According to NBC reports, Shiffrin road down the Rock course Thursday on skis belonging to Sofia Goggia, the Italian downhill gold (2018) and silver medalist (2022). Goggia, who knows a little something about overcoming calamity and rising to the occasion on the piste — she suffered a viscous fall in late January and narrowly recovered in time for her inspiring silver medal downhill performance a few days ago — left a note for the American on the skis: “FLY MIKA, YOU CAN.”

Shiffrin rode an aggressive line at the top of the Rock course, clipping a few gates but remaining low and aerodynamic. She stayed smooth throughout the icy course, even gaining a few tenths back at the bottom of the 2,704 meter long track. Her teammate Keely Cashman, who took to the course immediately prior to Shiffrin, sat in seventh place.
“I was just trying to stay calm and not think about the course too much and not try to make too much of a strategy, but just ski it and find my tuck whenever I could,” Shiffrin told the New York Times after the downhill. In 2018, she had 1.21 seconds to make up on eventual winner Michelle Gisin.
The Swiss skier returned Thursday to defend her Olympic title from PyeongChang. Only Croatia’s Janica Kostelic (2002, 2006) and Germany’s Maria Hofl-Riesch (2010, 2014) had ever defended the Olympic gold in the event before Gisin replicated the accomplishment.

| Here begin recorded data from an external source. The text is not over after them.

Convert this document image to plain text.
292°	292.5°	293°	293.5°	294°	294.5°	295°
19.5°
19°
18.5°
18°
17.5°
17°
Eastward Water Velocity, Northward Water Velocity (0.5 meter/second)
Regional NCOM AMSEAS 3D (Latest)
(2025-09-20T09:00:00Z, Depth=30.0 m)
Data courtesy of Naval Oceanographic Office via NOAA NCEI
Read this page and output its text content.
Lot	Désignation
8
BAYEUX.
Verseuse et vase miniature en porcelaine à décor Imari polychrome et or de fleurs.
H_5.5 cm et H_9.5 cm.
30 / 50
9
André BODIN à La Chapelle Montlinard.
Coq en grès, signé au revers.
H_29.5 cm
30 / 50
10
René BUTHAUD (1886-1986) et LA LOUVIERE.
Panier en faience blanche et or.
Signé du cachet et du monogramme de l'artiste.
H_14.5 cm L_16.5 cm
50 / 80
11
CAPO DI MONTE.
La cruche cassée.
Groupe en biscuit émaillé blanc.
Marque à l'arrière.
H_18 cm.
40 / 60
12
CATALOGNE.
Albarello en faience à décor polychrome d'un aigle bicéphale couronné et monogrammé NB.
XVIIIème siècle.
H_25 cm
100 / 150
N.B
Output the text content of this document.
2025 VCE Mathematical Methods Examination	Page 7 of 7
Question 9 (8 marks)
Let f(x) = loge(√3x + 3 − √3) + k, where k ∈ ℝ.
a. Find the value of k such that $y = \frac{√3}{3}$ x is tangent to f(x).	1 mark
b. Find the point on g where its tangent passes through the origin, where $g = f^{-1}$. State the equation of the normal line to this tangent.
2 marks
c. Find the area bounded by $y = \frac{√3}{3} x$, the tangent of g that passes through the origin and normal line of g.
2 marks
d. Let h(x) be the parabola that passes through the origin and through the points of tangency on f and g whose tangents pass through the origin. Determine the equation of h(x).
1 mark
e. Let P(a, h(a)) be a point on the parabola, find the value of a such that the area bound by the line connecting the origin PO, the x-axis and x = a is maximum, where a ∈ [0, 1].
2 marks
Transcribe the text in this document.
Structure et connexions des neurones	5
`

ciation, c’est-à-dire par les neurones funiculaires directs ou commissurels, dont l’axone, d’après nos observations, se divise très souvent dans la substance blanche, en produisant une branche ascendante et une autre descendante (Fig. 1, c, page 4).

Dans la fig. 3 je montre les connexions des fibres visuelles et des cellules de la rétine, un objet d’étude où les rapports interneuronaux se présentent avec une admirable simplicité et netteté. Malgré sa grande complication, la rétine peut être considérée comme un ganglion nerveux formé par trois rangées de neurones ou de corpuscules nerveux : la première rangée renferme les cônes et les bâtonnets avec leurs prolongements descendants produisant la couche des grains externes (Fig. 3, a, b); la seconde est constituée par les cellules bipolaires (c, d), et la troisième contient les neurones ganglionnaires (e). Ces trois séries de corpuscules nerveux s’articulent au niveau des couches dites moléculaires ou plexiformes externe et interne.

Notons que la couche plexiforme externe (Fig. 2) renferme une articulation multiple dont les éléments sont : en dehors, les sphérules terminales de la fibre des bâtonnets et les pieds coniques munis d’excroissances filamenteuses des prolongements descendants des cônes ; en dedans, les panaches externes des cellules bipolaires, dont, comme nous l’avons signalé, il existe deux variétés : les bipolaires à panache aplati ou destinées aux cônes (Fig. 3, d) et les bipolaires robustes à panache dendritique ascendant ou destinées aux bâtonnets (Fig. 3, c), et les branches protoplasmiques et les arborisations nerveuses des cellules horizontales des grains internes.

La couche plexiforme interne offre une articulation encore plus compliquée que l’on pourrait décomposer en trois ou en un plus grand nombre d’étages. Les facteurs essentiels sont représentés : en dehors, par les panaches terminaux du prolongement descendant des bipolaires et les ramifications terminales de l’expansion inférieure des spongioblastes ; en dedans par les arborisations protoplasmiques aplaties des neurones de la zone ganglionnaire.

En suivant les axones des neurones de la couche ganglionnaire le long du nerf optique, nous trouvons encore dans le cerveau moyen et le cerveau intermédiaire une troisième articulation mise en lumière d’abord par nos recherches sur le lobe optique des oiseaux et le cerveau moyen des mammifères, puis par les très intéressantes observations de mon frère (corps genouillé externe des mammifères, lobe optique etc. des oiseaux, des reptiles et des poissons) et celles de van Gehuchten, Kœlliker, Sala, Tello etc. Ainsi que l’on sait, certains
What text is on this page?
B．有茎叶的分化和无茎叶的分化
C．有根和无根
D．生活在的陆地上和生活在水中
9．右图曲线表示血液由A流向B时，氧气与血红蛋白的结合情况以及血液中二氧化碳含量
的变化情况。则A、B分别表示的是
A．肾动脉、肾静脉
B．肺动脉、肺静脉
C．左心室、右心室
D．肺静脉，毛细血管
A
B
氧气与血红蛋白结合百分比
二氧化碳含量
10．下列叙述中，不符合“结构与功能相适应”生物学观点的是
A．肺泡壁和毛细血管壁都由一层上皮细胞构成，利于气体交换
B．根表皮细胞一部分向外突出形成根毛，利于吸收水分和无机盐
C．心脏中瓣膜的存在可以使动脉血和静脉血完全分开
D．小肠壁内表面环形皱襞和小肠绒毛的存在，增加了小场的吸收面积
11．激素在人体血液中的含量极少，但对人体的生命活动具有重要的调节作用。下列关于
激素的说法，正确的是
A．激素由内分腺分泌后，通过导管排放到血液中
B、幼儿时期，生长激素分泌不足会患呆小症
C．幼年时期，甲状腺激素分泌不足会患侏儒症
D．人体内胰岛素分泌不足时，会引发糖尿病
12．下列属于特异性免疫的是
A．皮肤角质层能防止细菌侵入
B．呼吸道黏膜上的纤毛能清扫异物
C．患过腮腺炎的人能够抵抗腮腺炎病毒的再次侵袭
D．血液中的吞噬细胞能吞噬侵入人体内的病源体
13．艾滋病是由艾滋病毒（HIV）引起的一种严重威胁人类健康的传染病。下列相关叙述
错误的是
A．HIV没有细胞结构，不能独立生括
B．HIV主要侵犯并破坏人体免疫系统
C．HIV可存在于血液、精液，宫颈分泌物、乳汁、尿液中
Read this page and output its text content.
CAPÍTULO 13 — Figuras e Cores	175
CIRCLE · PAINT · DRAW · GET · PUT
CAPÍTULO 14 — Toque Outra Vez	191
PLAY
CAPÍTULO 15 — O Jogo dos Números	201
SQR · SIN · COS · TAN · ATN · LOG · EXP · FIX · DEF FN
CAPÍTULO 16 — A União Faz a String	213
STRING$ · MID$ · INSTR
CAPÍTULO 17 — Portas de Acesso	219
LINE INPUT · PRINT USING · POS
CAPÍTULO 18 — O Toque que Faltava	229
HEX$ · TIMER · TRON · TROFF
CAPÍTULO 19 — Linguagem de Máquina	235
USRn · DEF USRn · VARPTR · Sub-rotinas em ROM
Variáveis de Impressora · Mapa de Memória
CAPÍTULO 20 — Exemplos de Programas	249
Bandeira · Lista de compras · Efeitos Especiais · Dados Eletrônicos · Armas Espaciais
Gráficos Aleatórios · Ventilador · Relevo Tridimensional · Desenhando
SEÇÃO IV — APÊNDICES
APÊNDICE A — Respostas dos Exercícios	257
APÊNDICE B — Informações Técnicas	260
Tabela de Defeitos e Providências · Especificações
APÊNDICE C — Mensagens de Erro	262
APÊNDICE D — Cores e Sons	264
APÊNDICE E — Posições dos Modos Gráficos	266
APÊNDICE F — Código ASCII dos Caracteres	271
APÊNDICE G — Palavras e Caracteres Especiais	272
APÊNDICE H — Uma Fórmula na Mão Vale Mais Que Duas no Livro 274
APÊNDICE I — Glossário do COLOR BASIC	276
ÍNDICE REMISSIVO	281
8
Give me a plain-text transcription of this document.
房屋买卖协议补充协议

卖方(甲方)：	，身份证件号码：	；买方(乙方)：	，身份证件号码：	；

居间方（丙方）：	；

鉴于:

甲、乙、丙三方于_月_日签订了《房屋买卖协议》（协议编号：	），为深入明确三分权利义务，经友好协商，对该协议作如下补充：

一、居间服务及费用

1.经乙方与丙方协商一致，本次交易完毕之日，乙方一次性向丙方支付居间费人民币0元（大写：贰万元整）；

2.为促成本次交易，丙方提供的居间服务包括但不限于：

After the downhill, Gisin sat in 12th place. The bronze medalist from four years ago, teammate Wendy Holdener — perhaps Shiffrin’s biggest competition on paper going into the slalom — lurked in 11th. Holdener also won the discipline’s globe in 2016 and 2018. The leader, Scheyer, entered the competition without a single Olympic or World Championship medal and has only one World Cup win, a downhill victory from 2017.
The Austrian went first down the icy slalom hill, setting the standard at 56.83. Ester Ledecka, sitting in second, found 0.94 seconds on Scheyer, posting the new best at 55.89. Ledecka, who famously won both Alpine ski super-G and parallel giant slalom snowboard golds in 2018, made a mistake on the second gate in the downhill but still posted the second-fastest time of the day and began the slalom just 0.01 seconds behind Scheyer. In the end, she wound up in the undesirable fourth position.
Austria’s Ramona Siebenhofer, primarily a downhill skier, didn’t have much to give in the slalom and went into third place after her run. France’s Romane Miradoli, starting fourth, straddled a gate to end her day, bringing up the American with a golden — literally — opportunity.
Unfortunately, Shiffrin’s Beijing woes continued. Despite finding her rhythm through the first nine gates, she dropped low late on the tenth, throwing herself out of position and skidding to a stop on the icy, steep slope. Five of the first 10 skiers posted a DNF, including fellow Americans Keely Cashman and Isabella Wright. Tricia Mangan was the only of the red, white and blue to get to the bottom of the hill, finishing in 11th.
Federica Brignone, a two-time combined globe winner (2019, 2020) and another one of the pre-race contenders, struggled to find her speed and sat in eighth, 0.69 seconds out of first after the downhill, but blitzed the slalom course to take an early lead and eventually earn bronze.
Switzerland was hoping to become the first nation since 1988 to podium in every Alpine event. Holdener put a full 1.10 seconds on Brignone’s time to take a 0.80 second lead, though ultimately displayed disappointment over her silver. Right after her, Gisin blew the door open, gunning down the hill in just 52.25 seconds, over a second faster than her teammate, more than two seconds faster than Brignone, and over three seconds faster than Ledecka’s fourth-best mark. The remarkable performance gave her an untouchable 1.06 second lead on the field.
Notably absent from the start list was the Slovakian superstar Petra Vlhova, who’s ankle tendon injury forced her to sit out.